Analysis: The governing principle is that the Insolvency and Bankruptcy Code, 2016 is a complete code and, by virtue of Section 238, prevails over inconsistent laws. The moratorium under Section 14 protects the corporate debtor and its assets, but does not extend to personal guarantors. Approval of a resolution plan under Section 31 does not ipso facto discharge the liability of a guarantor, because such liability arises from an independent contract of guarantee and remains co-extensive with that of the principal debtor, subject to the terms of the guarantee. The later initiation of liquidation proceedings and distribution under Sections 33 and 53 also do not extinguish a separate personal liability where the director has undertaken responsibility for payment.
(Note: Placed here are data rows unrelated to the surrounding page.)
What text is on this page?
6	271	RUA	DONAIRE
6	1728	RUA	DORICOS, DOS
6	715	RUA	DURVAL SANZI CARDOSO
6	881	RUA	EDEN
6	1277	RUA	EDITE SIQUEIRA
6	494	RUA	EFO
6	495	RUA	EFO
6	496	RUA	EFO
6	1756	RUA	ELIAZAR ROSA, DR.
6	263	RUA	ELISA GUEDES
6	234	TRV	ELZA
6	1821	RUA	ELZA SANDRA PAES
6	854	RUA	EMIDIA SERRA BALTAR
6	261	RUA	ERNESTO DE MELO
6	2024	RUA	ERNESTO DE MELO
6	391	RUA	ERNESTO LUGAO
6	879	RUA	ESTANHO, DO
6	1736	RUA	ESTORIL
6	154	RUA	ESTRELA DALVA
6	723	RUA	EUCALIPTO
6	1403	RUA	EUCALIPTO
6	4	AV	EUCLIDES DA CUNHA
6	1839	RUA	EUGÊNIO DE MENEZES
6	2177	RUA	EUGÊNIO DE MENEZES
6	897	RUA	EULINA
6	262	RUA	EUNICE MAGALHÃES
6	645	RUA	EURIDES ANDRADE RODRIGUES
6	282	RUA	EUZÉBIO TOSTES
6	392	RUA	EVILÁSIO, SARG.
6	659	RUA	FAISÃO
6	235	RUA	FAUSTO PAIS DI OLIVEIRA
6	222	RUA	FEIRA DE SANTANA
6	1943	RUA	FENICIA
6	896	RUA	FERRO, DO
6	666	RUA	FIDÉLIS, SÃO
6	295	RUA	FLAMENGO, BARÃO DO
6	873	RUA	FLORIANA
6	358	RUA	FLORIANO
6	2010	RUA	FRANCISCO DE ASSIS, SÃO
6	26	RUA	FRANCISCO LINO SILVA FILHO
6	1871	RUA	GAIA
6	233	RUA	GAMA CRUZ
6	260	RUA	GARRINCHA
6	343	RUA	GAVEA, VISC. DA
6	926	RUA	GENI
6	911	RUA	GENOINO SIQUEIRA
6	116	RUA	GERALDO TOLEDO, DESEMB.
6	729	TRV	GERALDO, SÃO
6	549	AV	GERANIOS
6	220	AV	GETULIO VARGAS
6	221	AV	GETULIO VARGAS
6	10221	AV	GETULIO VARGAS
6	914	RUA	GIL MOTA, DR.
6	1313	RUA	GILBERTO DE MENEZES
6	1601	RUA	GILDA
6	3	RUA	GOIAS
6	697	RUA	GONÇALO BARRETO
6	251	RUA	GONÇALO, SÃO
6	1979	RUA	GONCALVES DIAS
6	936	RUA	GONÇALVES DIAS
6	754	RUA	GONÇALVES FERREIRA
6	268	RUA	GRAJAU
The challenge to the recovery notice, therefore, could not succeed merely on the basis that the corporate debtor had undergone insolvency resolution.
Conclusion: The recovery notice against the directors was held to be sustainable on this ground, and the contention that approval of the resolution plan and liquidation automatically extinguished their liability was rejected.
Final Conclusion: The writ petition failed, as insolvency resolution of the company did not by itself bar recovery proceedings against the director concerned.
Ratio Decidendi: Approval of a resolution plan under the Insolvency and Bankruptcy Code, 2016 does not automatically discharge a personal guarantor or director from liability arising under an independent contract of guarantee, and the moratorium under Section 14 does not extend to such personal liability.